The shooting Wednesday in Paris at the French satirical magazine Charlie Hebdo that had published cartoons of the Muslim Prophet Muhammad is the most deadly, but only the latest, outburst of Islamic terrorism in France in recent years. France has been a frequent target of Islamic extremist terror.
At the end of 2014 the French prime minister said France had never faced a greater terror threat. Since the summer of 2013, according to French police, five terror plots had been thwarted.
Durham University international security expert Shaun Gregory says France is at the forefront of Islamist terror in Europe, and has been for decades.
“To find an attack of this scale you have to go back to the mid-1990s when France was subject to the first wave of Islamic terror in Europe. A wave of Islamic terror that presaged 9/11 and all that followed," Gregory said.
In 1995, a bomb exploded on a commuter train in Paris, killing eight people and injuring more than 100. That was one of several attacks attributed to Algerian extremists. The following year another bomb exploded on the same train line, killing four people and wounding nearly 100.
Gregory says after the mid-90s the violence subdued. In part, he says, because of the political climate: France did not originally enter the war in Iraq in 2003, and instead tried to create space between itself and Europe and its NATO allies.
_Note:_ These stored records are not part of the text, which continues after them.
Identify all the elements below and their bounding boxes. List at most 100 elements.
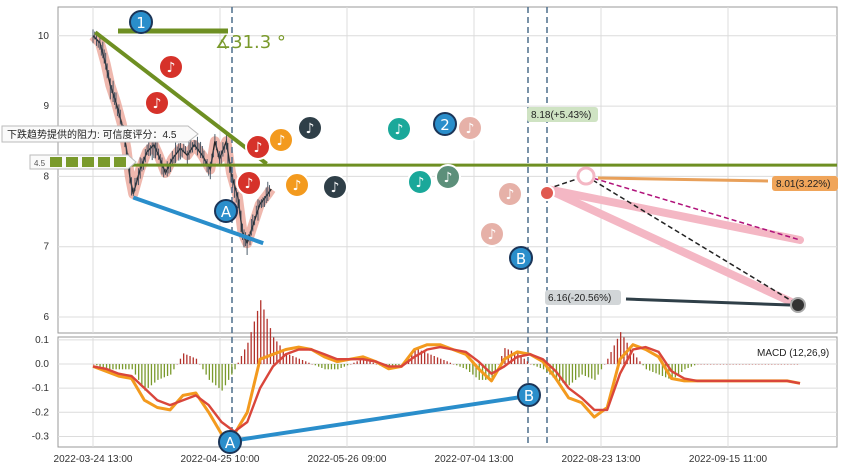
swing-point-marker — [433, 112, 457, 136]
price-tick-label: 6 — [43, 312, 49, 323]
macd-bar — [366, 360, 368, 364]
macd-bar — [330, 364, 333, 370]
target-arrow — [597, 176, 769, 183]
pattern-markers: ♪ ♪ ♪ ♪ ♪ ♪ ♪ ♪ ♪ ♪ ♪ ♪ ♪ ♪ 1 A 2 B A B — [129, 10, 541, 454]
macd-bar — [372, 362, 374, 364]
price-tick-label: 8 — [43, 171, 49, 182]
macd-bar — [179, 358, 182, 364]
macd-bar — [118, 364, 120, 370]
macd-bar — [559, 364, 561, 382]
projection-band — [543, 185, 804, 310]
macd-bar — [674, 364, 676, 378]
macd-bar — [469, 364, 471, 372]
macd-bar — [154, 364, 156, 383]
macd-bar — [215, 364, 217, 386]
pattern-note-marker — [245, 134, 271, 160]
resistance-callout: 下跌趋势提供的阻力: 可信度评分：4.5 — [1, 125, 199, 143]
macd-bar — [562, 364, 564, 383]
note-glyph: ♪ — [466, 121, 475, 137]
macd-bar — [398, 364, 400, 366]
macd-bar — [298, 358, 300, 364]
macd-bar — [690, 364, 692, 367]
upper-target-callout: 8.18(+5.43%) — [527, 107, 598, 122]
swing-point-marker — [214, 199, 238, 223]
swing-point-marker — [218, 430, 242, 454]
macd-bar — [587, 364, 590, 378]
pattern-note-marker — [144, 90, 170, 116]
rating-value: 4.5 — [34, 159, 46, 168]
macd-bar — [597, 364, 599, 375]
rating-icons — [50, 157, 126, 167]
pattern-note-marker — [158, 54, 184, 80]
macd-bar — [446, 361, 448, 364]
macd-bar — [645, 364, 647, 370]
pattern-note-marker — [297, 115, 323, 141]
macd-bar — [517, 353, 519, 364]
macd-bar — [115, 364, 117, 370]
macd-tick-label: 0.1 — [35, 335, 49, 346]
price-tick-label: 7 — [43, 242, 49, 253]
note-glyph: ♪ — [395, 122, 404, 138]
macd-bar — [568, 364, 570, 386]
macd-bar — [661, 364, 664, 376]
macd-bar — [327, 364, 329, 370]
macd-bar — [112, 364, 114, 370]
x-tick-label: 2022-04-25 10:00 — [181, 454, 260, 465]
macd-bar — [369, 361, 371, 364]
macd-bar — [166, 364, 169, 376]
mid-target-text: 8.01(3.22%) — [776, 179, 830, 190]
macd-bar — [436, 357, 439, 364]
macd-bar — [610, 352, 612, 364]
macd-bar — [616, 338, 619, 364]
macd-bar — [520, 356, 522, 364]
macd-bar — [639, 361, 641, 364]
resistance-text: 下跌趋势提供的阻力: 可信度评分：4.5 — [7, 128, 177, 141]
macd-bar — [221, 364, 223, 391]
rating-icon — [66, 157, 78, 167]
note-glyph: ♪ — [506, 187, 515, 203]
rating-icon — [114, 157, 126, 167]
macd-bar — [128, 364, 130, 370]
macd-bar — [485, 364, 487, 380]
macd-bar — [681, 364, 683, 372]
macd-bar — [581, 364, 583, 375]
macd-bar — [430, 354, 432, 364]
pattern-note-marker — [497, 181, 523, 207]
macd-bar — [99, 364, 101, 367]
macd-bar — [443, 360, 445, 364]
macd-bar — [314, 364, 316, 366]
macd-bar — [449, 362, 451, 364]
macd-bar — [247, 342, 249, 364]
macd-bar — [195, 358, 198, 364]
macd-bar — [420, 350, 423, 364]
macd-bar — [211, 364, 214, 383]
macd-bar — [526, 361, 529, 364]
swing-point-label: A — [225, 434, 236, 452]
macd-bar — [362, 358, 365, 364]
macd-divergence-line — [230, 394, 529, 443]
macd-bar — [279, 345, 281, 364]
trend-lines — [58, 28, 837, 313]
macd-bar — [359, 360, 361, 364]
macd-dea-line — [92, 345, 801, 433]
macd-bar — [475, 364, 477, 378]
x-tick-label: 2022-08-23 13:00 — [562, 454, 641, 465]
macd-bar — [575, 364, 577, 380]
macd-bar — [285, 353, 288, 364]
macd-bar — [192, 357, 194, 364]
macd-bar — [105, 364, 108, 370]
macd-panel — [57, 336, 838, 448]
macd-bar — [607, 358, 609, 364]
swing-point-label: 1 — [136, 14, 146, 32]
projection-node — [790, 297, 806, 313]
downtrend-line — [94, 30, 268, 166]
x-tick-label: 2022-05-26 09:00 — [308, 454, 387, 465]
note-glyph: ♪ — [293, 178, 302, 194]
macd-bar — [295, 357, 297, 364]
swing-point-label: A — [221, 203, 232, 221]
projection-line — [585, 175, 801, 241]
projection-line — [585, 175, 801, 307]
event-lines — [231, 7, 548, 447]
pattern-note-marker — [268, 127, 294, 153]
macd-tick-label: -0.3 — [32, 431, 50, 442]
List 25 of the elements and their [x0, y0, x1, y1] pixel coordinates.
But in recent years the terror threat has risen again. Europol statistics from last year show that there were more than 500 terrorism incidents across Europe, almost half in France and 40 percent of terrorism-related arrests were made in France.
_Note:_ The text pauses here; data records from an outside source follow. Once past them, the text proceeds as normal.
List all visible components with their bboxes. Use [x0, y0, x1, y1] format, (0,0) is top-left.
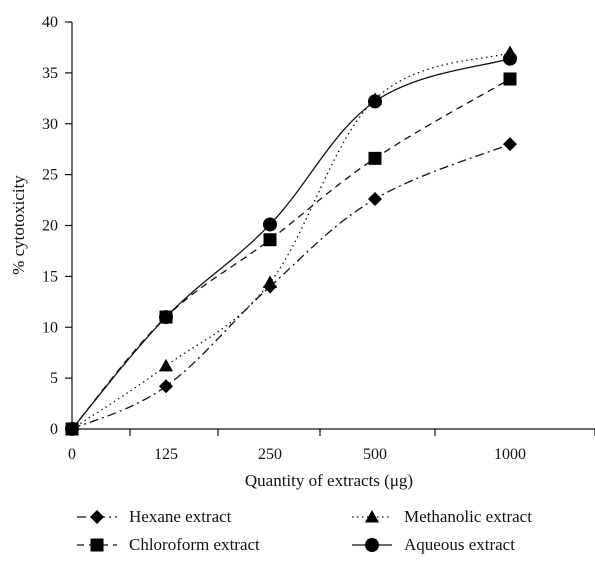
y-tick-label: 25 — [42, 167, 58, 184]
x-tick-label: 250 — [258, 446, 282, 463]
y-tick-label: 30 — [42, 116, 58, 133]
legend-label: Hexane extract — [129, 507, 232, 526]
circle-point — [159, 310, 173, 325]
legend-label: Chloroform extract — [129, 535, 260, 554]
series-layer — [65, 45, 517, 436]
diamond-point — [159, 379, 173, 394]
circle-point — [65, 422, 79, 436]
triangle-point — [159, 358, 173, 372]
circle-point — [263, 217, 277, 232]
series-methanolic-extract — [65, 45, 517, 435]
y-tick-label: 20 — [42, 218, 58, 235]
y-tick-label: 10 — [42, 319, 58, 336]
axes — [71, 22, 595, 430]
legend-triangle-icon — [365, 510, 379, 523]
legend-item: Aqueous extract — [352, 535, 515, 554]
x-tick-label: 125 — [154, 446, 178, 463]
legend-circle-icon — [365, 538, 379, 552]
triangle-point — [263, 275, 277, 288]
x-tick-label: 0 — [68, 446, 76, 463]
y-tick-label: 5 — [50, 370, 58, 387]
x-tick-label: 500 — [363, 446, 387, 463]
series-line — [71, 58, 511, 430]
series-chloroform-extract — [65, 72, 517, 436]
y-tick-label: 15 — [42, 268, 58, 285]
series-line — [71, 78, 511, 430]
y-tick-label: 35 — [42, 65, 58, 82]
square-point — [503, 72, 517, 86]
legend-label: Methanolic extract — [404, 507, 532, 526]
diamond-point — [503, 137, 517, 152]
circle-point — [368, 94, 382, 109]
y-tick-label: 40 — [42, 14, 58, 31]
legend-label: Aqueous extract — [404, 535, 515, 554]
legend: Hexane extract Methanolic extract Chlorofo… — [77, 507, 532, 554]
legend-item: Chloroform extract — [77, 535, 260, 554]
x-tick-label: 1000 — [494, 446, 526, 463]
square-point — [263, 233, 277, 247]
y-tick-label: 0 — [50, 421, 58, 438]
y-axis-title: % cytotoxicity — [9, 175, 28, 275]
legend-square-icon — [90, 538, 104, 552]
y-ticks: 0 5 10 15 20 25 30 35 40 — [42, 14, 72, 438]
series-aqueous-extract — [65, 51, 517, 436]
legend-item: Hexane extract — [77, 507, 232, 526]
legend-item: Methanolic extract — [352, 507, 532, 526]
series-line — [71, 51, 511, 430]
x-ticks: 0 125 250 500 1000 — [68, 429, 595, 463]
x-axis-title: Quantity of extracts (μg) — [245, 471, 413, 490]
square-point — [368, 151, 382, 165]
circle-point — [503, 51, 517, 66]
legend-diamond-icon — [90, 510, 104, 524]
series-line — [71, 143, 511, 430]
series-hexane-extract — [65, 137, 517, 436]
diamond-point — [368, 192, 382, 207]
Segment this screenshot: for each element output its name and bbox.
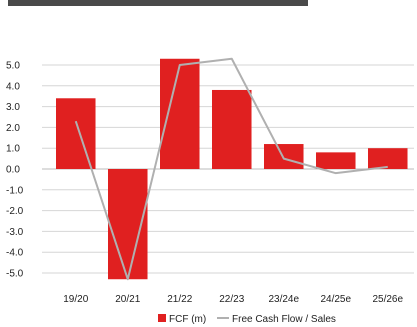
bar-21/22 xyxy=(160,58,200,170)
x-tick-label: 21/22 xyxy=(167,294,192,305)
legend-label-fcf-sales: Free Cash Flow / Sales xyxy=(232,314,336,325)
line-series xyxy=(74,57,388,281)
y-tick-label: 4.0 xyxy=(6,81,20,92)
y-tick-label: -3.0 xyxy=(6,227,24,238)
y-tick-label: 3.0 xyxy=(6,102,20,113)
bar-24/25e xyxy=(316,152,356,169)
x-tick-label: 22/23 xyxy=(219,294,244,305)
bar-22/23 xyxy=(212,89,252,169)
y-tick-label: -2.0 xyxy=(6,206,24,217)
cropped-title-fragment xyxy=(8,0,308,6)
y-tick-label: 2.0 xyxy=(6,123,20,134)
x-tick-label: 19/20 xyxy=(63,294,88,305)
x-tick-label: 23/24e xyxy=(268,294,299,305)
legend-swatch-fcf xyxy=(158,314,166,322)
x-tick-label: 24/25e xyxy=(320,294,351,305)
bar-19/20 xyxy=(56,98,96,169)
x-axis: 19/20 20/21 21/22 22/23 23/24e 24/25e 25/26e xyxy=(63,294,403,305)
bars xyxy=(56,58,408,280)
line-free-cash-flow-sales xyxy=(74,57,388,281)
title-area xyxy=(8,0,308,6)
y-axis: 5.0 4.0 3.0 2.0 1.0 0.0 -1.0 -2.0 -3.0 -4.0 -5.0 xyxy=(6,61,24,280)
legend-label-fcf: FCF (m) xyxy=(169,314,206,325)
y-tick-label: -5.0 xyxy=(6,269,24,280)
y-tick-label: 0.0 xyxy=(6,165,20,176)
y-tick-label: -4.0 xyxy=(6,248,24,259)
x-tick-label: 20/21 xyxy=(115,294,140,305)
y-tick-label: -1.0 xyxy=(6,185,24,196)
legend: FCF (m) Free Cash Flow / Sales xyxy=(158,314,336,325)
x-tick-label: 25/26e xyxy=(372,294,403,305)
y-tick-label: 5.0 xyxy=(6,61,20,72)
bar-25/26e xyxy=(368,148,408,169)
y-tick-label: 1.0 xyxy=(6,144,20,155)
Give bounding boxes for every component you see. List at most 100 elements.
The same periodical targeted Wednesday, Charlie Hebdo, had been attacked before. In 2011 its offices were damaged by a firebomb thrown through the window a day after it printed a caricature of the Prophet Muhammad.
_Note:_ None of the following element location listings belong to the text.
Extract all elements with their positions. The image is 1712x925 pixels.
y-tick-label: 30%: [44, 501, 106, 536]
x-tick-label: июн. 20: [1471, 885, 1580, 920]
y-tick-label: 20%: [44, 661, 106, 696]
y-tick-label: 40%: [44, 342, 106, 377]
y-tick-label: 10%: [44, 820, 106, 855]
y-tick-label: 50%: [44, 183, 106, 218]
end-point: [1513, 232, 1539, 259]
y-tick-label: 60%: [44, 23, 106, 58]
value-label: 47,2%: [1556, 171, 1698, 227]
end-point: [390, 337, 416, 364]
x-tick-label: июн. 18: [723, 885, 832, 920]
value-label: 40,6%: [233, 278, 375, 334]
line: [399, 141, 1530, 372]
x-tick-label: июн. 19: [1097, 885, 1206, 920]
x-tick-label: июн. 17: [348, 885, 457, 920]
Gregory says the re-emergence of the Islamic terror threat may partly be explained by shifting political policy.
“France participated in the stabilization mission in Afghanistan. It began to take an increased role in North Africa and in the instability there in Libya and Morocco. And also of course the operations in Mali in 2012, 2014," he said.
France has western Europe’s largest Muslim population, estimated at around five million.
Gregory says perceived French attitudes and policies towards that Muslim community have contributed to the problem. For example, the banning of full-face veils in public and headscarves in state schools.
“At the same time a perception of increased pressure on the Muslim community within France as a result of the French state trying to maintain its insistence on secularism and on the exclusion of religious symbols from the public space," he said. "These things have come together to put France back on the frontline of terrorism in Europe."
According to Interior Ministry figures, nearly 400 French nationals are fighting with jihadist groups in Syria and Iraq, while several hundred more are thought to be preparing to leave. Around 200 have returned to France, where they are awaiting trial.
Terrorism expert Bill Tupman from Exeter University says the political climate in France is such that the Charlie Hebdo attack will have a major impact on the political and social landscape.
“[In] previous situations the political support for the far-right has been quite low," he said. "At present, like in the rest of Europe, support for the far right, for anti-immigration moves, for anti-multiculturalism, for national identity, is much stronger than it ever has been before in Europe."
He says Wednesday’s killings are likely to boost anti-Muslim sentiment.